Quick rundown of Drupalcamp London 2017

Usually I do a big rundown of Drupalcamp London, trying to tease out themes, talking about bigger pictures and patterns. This year, however:

  1. I spent much of the camp volunteering (which, incidentally, was an absolute lark—except once my sprained ankle swelled up), so I was sometimes room-monitoring and therefore not necessarily following my nose when it came to talks;
  2. and I've gone straight from the camp into a three-day onsite client meeting, meaning I can only spend so much time writing blogposts.

With both those limitations in mind, I'm afraid that this year you're just going to get a bullet-pointed list of thoughts I had during and since:

  • Drupalers are lovely.
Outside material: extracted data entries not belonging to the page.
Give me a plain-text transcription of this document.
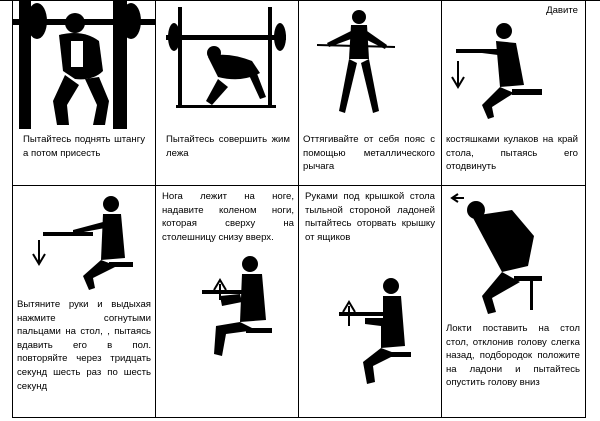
Пытайтесь поднять штангу а потом присесть
Пытайтесь совершить жим лежа
Оттягивайте от себя пояс с помощью металлического рычага
Давите
костяшками кулаков на край стола, пытаясь его отодвинуть
Вытяните руки и выдыхая нажмите согнутыми пальцами на стол, , пытаясь вдавить его в пол. повторяйте через тридцать секунд шесть раз по шесть секунд
Нога лежит на ноге, надавите коленом ноги, которая сверху на столешницу снизу вверх.
Руками под крышкой стола тыльной стороной ладоней пытайтесь оторвать крышку от ящиков
Локти поставить на стол стол, отклонив голову слегка назад, подбородок положите на ладони и пытайтесь опустить голову вниз
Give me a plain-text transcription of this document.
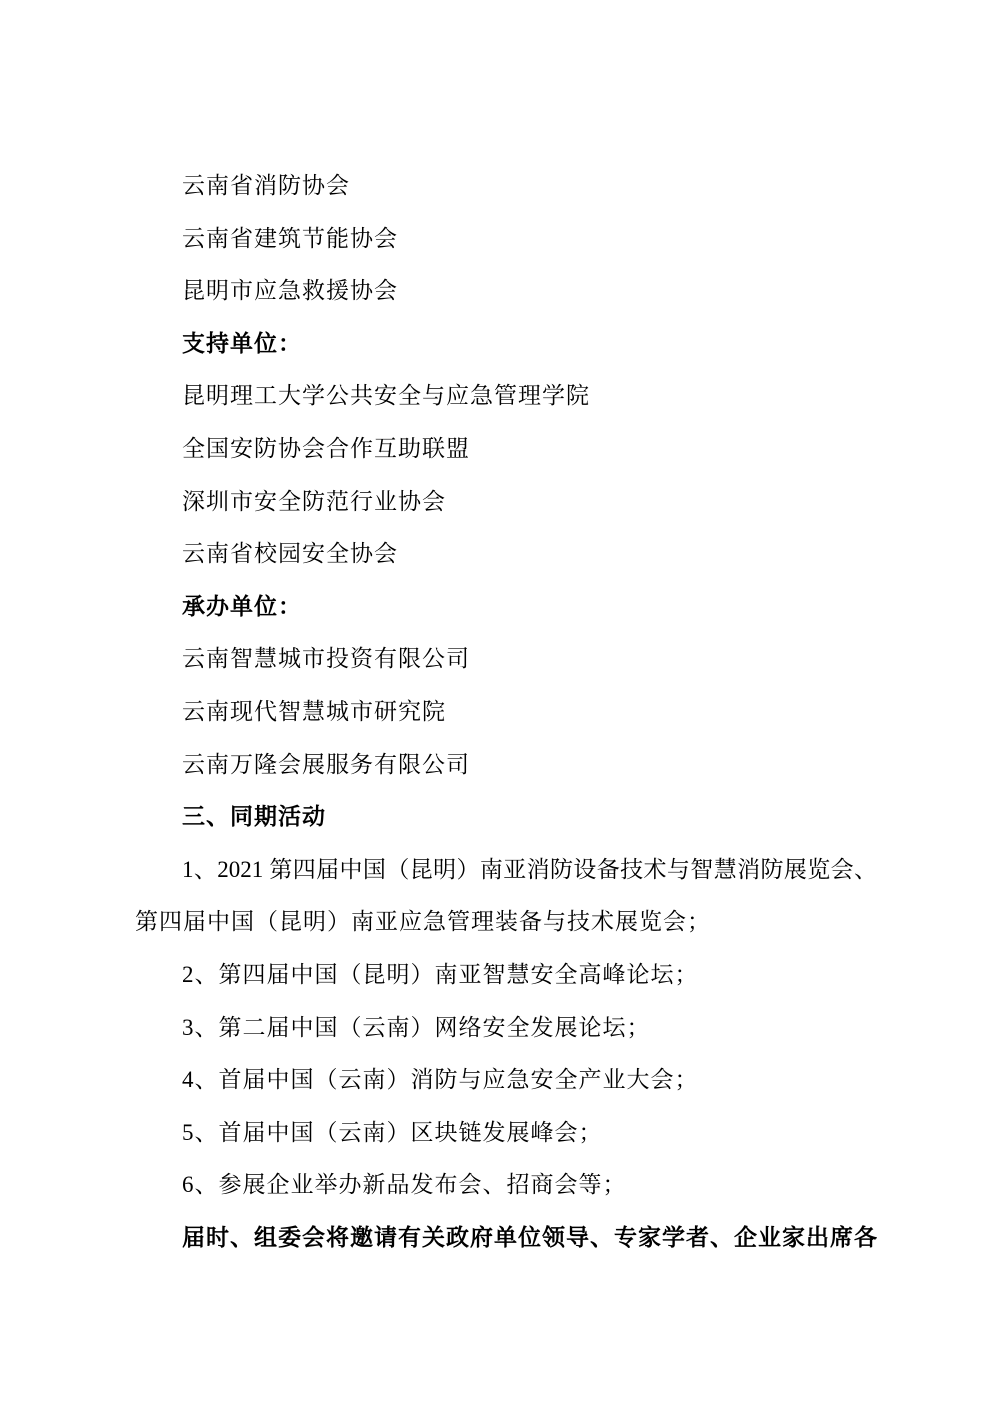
云南省消防协会

云南省建筑节能协会

昆明市应急救援协会

支持单位：

昆明理工大学公共安全与应急管理学院

全国安防协会合作互助联盟

深圳市安全防范行业协会

云南省校园安全协会

承办单位：

云南智慧城市投资有限公司

云南现代智慧城市研究院

云南万隆会展服务有限公司

三、同期活动

1、2021 第四届中国（昆明）南亚消防设备技术与智慧消防展览会、

第四届中国（昆明）南亚应急管理装备与技术展览会；

2、第四届中国（昆明）南亚智慧安全高峰论坛；

3、第二届中国（云南）网络安全发展论坛；

4、首届中国（云南）消防与应急安全产业大会；

5、首届中国（云南）区块链发展峰会；

6、参展企业举办新品发布会、招商会等；

届时、组委会将邀请有关政府单位领导、专家学者、企业家出席各
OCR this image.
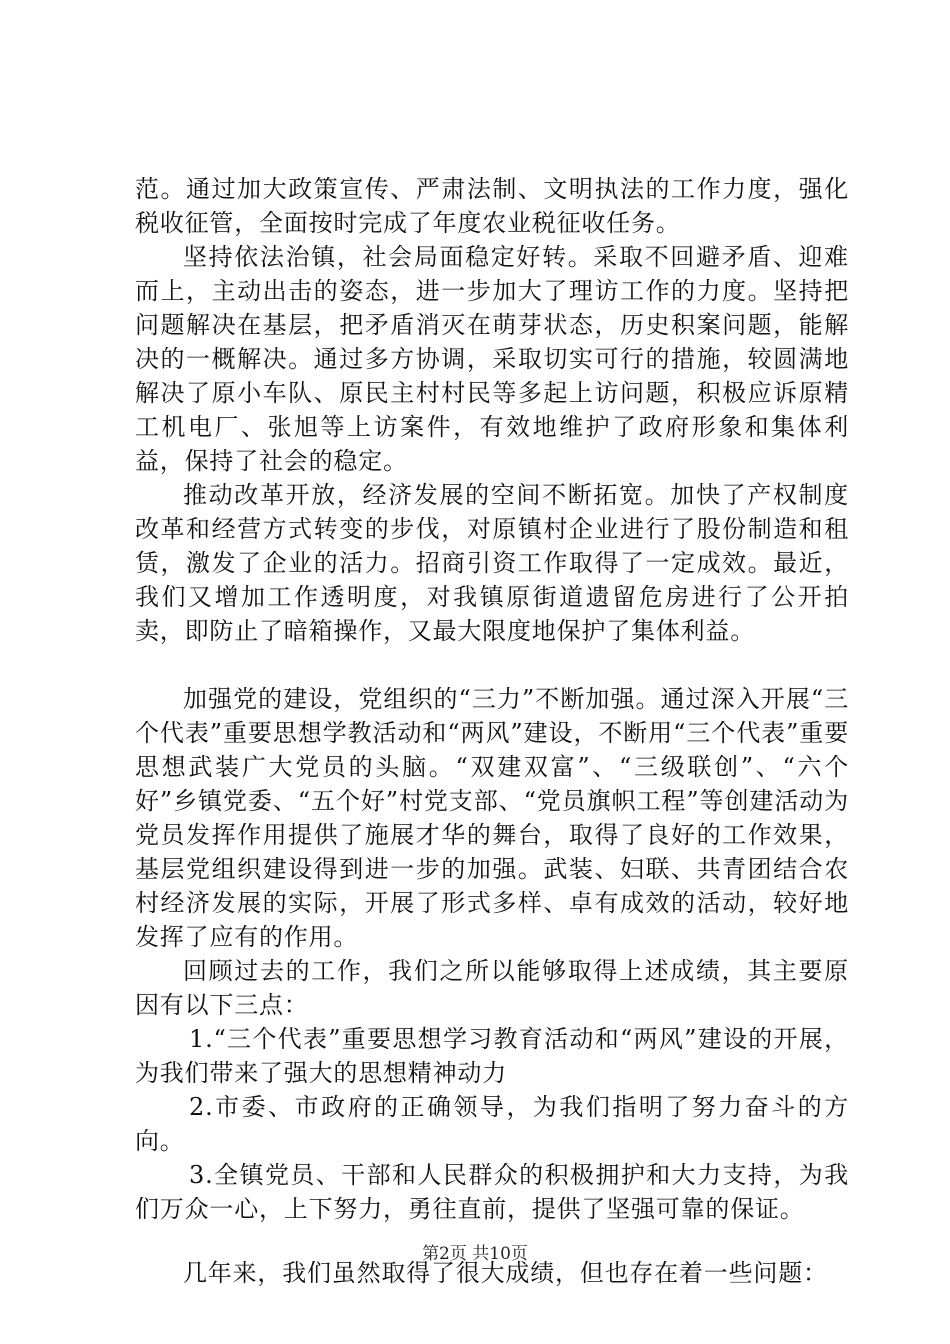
范。通过加大政策宣传、严肃法制、文明执法的工作力度，强化税收征管，全面按时完成了年度农业税征收任务。

坚持依法治镇，社会局面稳定好转。采取不回避矛盾、迎难而上，主动出击的姿态，进一步加大了理访工作的力度。坚持把问题解决在基层，把矛盾消灭在萌芽状态，历史积案问题，能解决的一概解决。通过多方协调，采取切实可行的措施，较圆满地解决了原小车队、原民主村村民等多起上访问题，积极应诉原精工机电厂、张旭等上访案件，有效地维护了政府形象和集体利益，保持了社会的稳定。

推动改革开放，经济发展的空间不断拓宽。加快了产权制度改革和经营方式转变的步伐，对原镇村企业进行了股份制造和租赁，激发了企业的活力。招商引资工作取得了一定成效。最近，我们又增加工作透明度，对我镇原街道遗留危房进行了公开拍卖，即防止了暗箱操作，又最大限度地保护了集体利益。

加强党的建设，党组织的“三力”不断加强。通过深入开展“三个代表”重要思想学教活动和“两风”建设，不断用“三个代表”重要思想武装广大党员的头脑。“双建双富”、“三级联创”、“六个好”乡镇党委、“五个好”村党支部、“党员旗帜工程”等创建活动为党员发挥作用提供了施展才华的舞台，取得了良好的工作效果，基层党组织建设得到进一步的加强。武装、妇联、共青团结合农村经济发展的实际，开展了形式多样、卓有成效的活动，较好地发挥了应有的作用。

回顾过去的工作，我们之所以能够取得上述成绩，其主要原因有以下三点：

1.“三个代表”重要思想学习教育活动和“两风”建设的开展，为我们带来了强大的思想精神动力

2.市委、市政府的正确领导，为我们指明了努力奋斗的方向。

3.全镇党员、干部和人民群众的积极拥护和大力支持，为我们万众一心，上下努力，勇往直前，提供了坚强可靠的保证。

几年来，我们虽然取得了很大成绩，但也存在着一些问题：

第2页 共10页
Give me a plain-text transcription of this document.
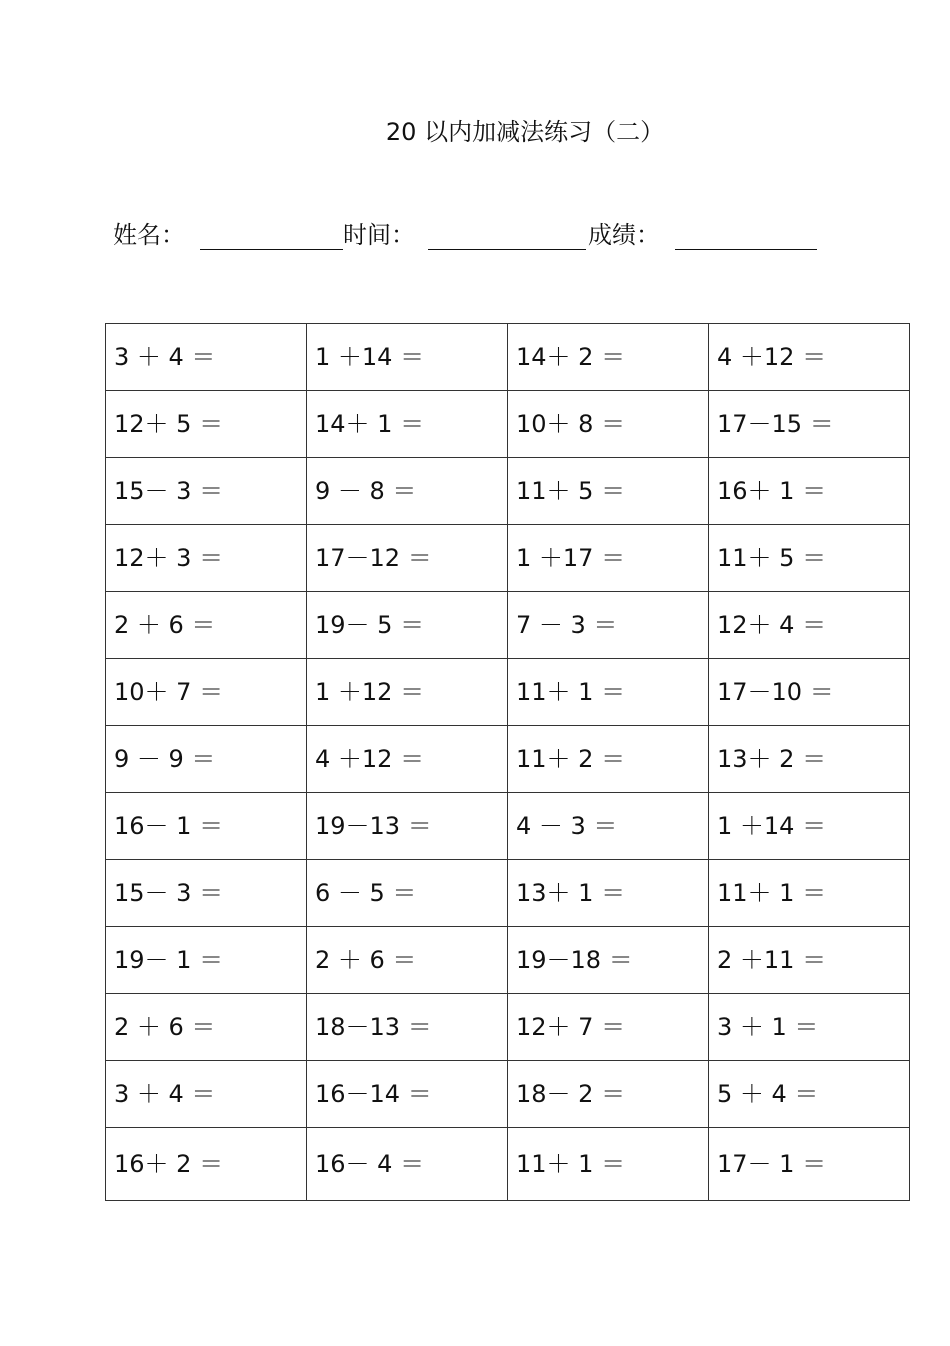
20 以内加减法练习（二）
姓名：	时间：	成绩：
3 ＋ 4 ＝	1 ＋14 ＝	14＋ 2 ＝	4 ＋12 ＝
12＋ 5 ＝	14＋ 1 ＝	10＋ 8 ＝	17－15 ＝
15－ 3 ＝	9 － 8 ＝	11＋ 5 ＝	16＋ 1 ＝
12＋ 3 ＝	17－12 ＝	1 ＋17 ＝	11＋ 5 ＝
2 ＋ 6 ＝	19－ 5 ＝	7 － 3 ＝	12＋ 4 ＝
10＋ 7 ＝	1 ＋12 ＝	11＋ 1 ＝	17－10 ＝
9 － 9 ＝	4 ＋12 ＝	11＋ 2 ＝	13＋ 2 ＝
16－ 1 ＝	19－13 ＝	4 － 3 ＝	1 ＋14 ＝
15－ 3 ＝	6 － 5 ＝	13＋ 1 ＝	11＋ 1 ＝
19－ 1 ＝	2 ＋ 6 ＝	19－18 ＝	2 ＋11 ＝
2 ＋ 6 ＝	18－13 ＝	12＋ 7 ＝	3 ＋ 1 ＝
3 ＋ 4 ＝	16－14 ＝	18－ 2 ＝	5 ＋ 4 ＝
16＋ 2 ＝	16－ 4 ＝	11＋ 1 ＝	17－ 1 ＝
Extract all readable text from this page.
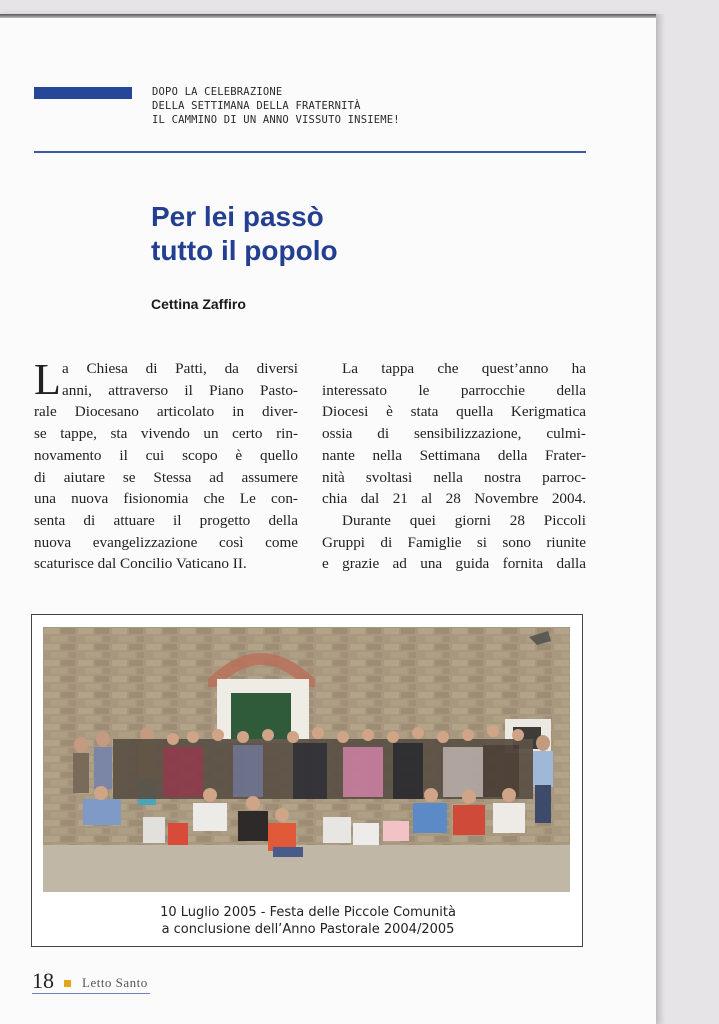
DOPO LA CELEBRAZIONE
DELLA SETTIMANA DELLA FRATERNITÀ
IL CAMMINO DI UN ANNO VISSUTO INSIEME!
Per lei passò
tutto il popolo
Cettina Zaffiro
L a Chiesa di Patti, da diversi
anni, attraverso il Piano Pasto-
rale Diocesano articolato in diver-
se tappe, sta vivendo un certo rin-
novamento il cui scopo è quello
di aiutare se Stessa ad assumere
una nuova fisionomia che Le con-
senta di attuare il progetto della
nuova evangelizzazione così come
scaturisce dal Concilio Vaticano II.
La tappa che quest’anno ha
interessato le parrocchie della
Diocesi è stata quella Kerigmatica
ossia di sensibilizzazione, culmi-
nante nella Settimana della Frater-
nità svoltasi nella nostra parroc-
chia dal 21 al 28 Novembre 2004.
Durante quei giorni 28 Piccoli
Gruppi di Famiglie si sono riunite
e grazie ad una guida fornita dalla
10 Luglio 2005 - Festa delle Piccole Comunità
a conclusione dell’Anno Pastorale 2004/2005
18 Letto Santo
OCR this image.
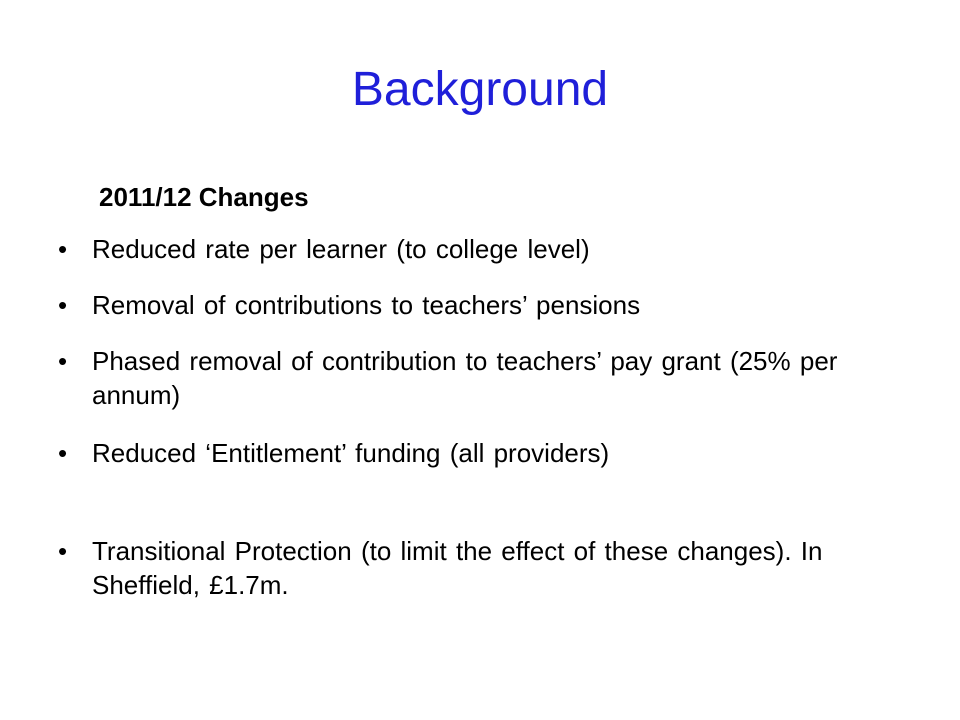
Background

2011/12 Changes

• Reduced rate per learner (to college level)
• Removal of contributions to teachers’ pensions
• Phased removal of contribution to teachers’ pay grant (25% per annum)
• Reduced ‘Entitlement’ funding (all providers)
• Transitional Protection (to limit the effect of these changes). In Sheffield, £1.7m.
I had a great meal with a few of them on the Friday, and I wish that my sprained ankle hadn't been agony on the Saturday, or that I'd had to run over to Hackney, because now I miss them all!
  • The Friday CxO day gets warmer each year, and for the few hours I was helping out it was hot: maybe 50% busier than last year. Cheap tickets for freelancers remain super-cheap, so I'm tempted to go back in 2018.
  • Drupal 8 is standard. All energy is moving towards it, and every new release brings new functionality. If your favourite module isn't yet available for D8, you'd be better off writing (or getting someone to write) some bridging code, than using D7. Bridging code is really clean in D8, so don't be afraid.
  • D8's improved architecture has given Xdebug a shot in the arm. Dust it down, even if you've got Vim or a command line.
  • D8 Commerce 2.x might still beta, but it's fully featured. The project has a roadmap. The code is strongly entity- and view-based and so core does all the heavy lifting. From a standing start, it took Scott Hooker only six hours to build a Stripe payment plugin.
  • Webform in D8 is also amazing.
  • Twig should be seen as its own language, with its own syntax, power and features, as far as templating is concerned. Let it do the heavy lifting, whenever you need to generate output without side effects.
  • Open source is inherently and thrillingly political, and all about individuals not corporations, and for her part Danese Cooper is an inspiring speaker.

That's about it. Now, look, if you don't mind, I've really got to go. We've a workship including contextual enquiries tomorrow. And I'd like to see you get to sleep when your hotel room overlooks Hackney Central rail station.

See you at Drupalcamp London 2018? I'll be volunteering, and maybe you will be too!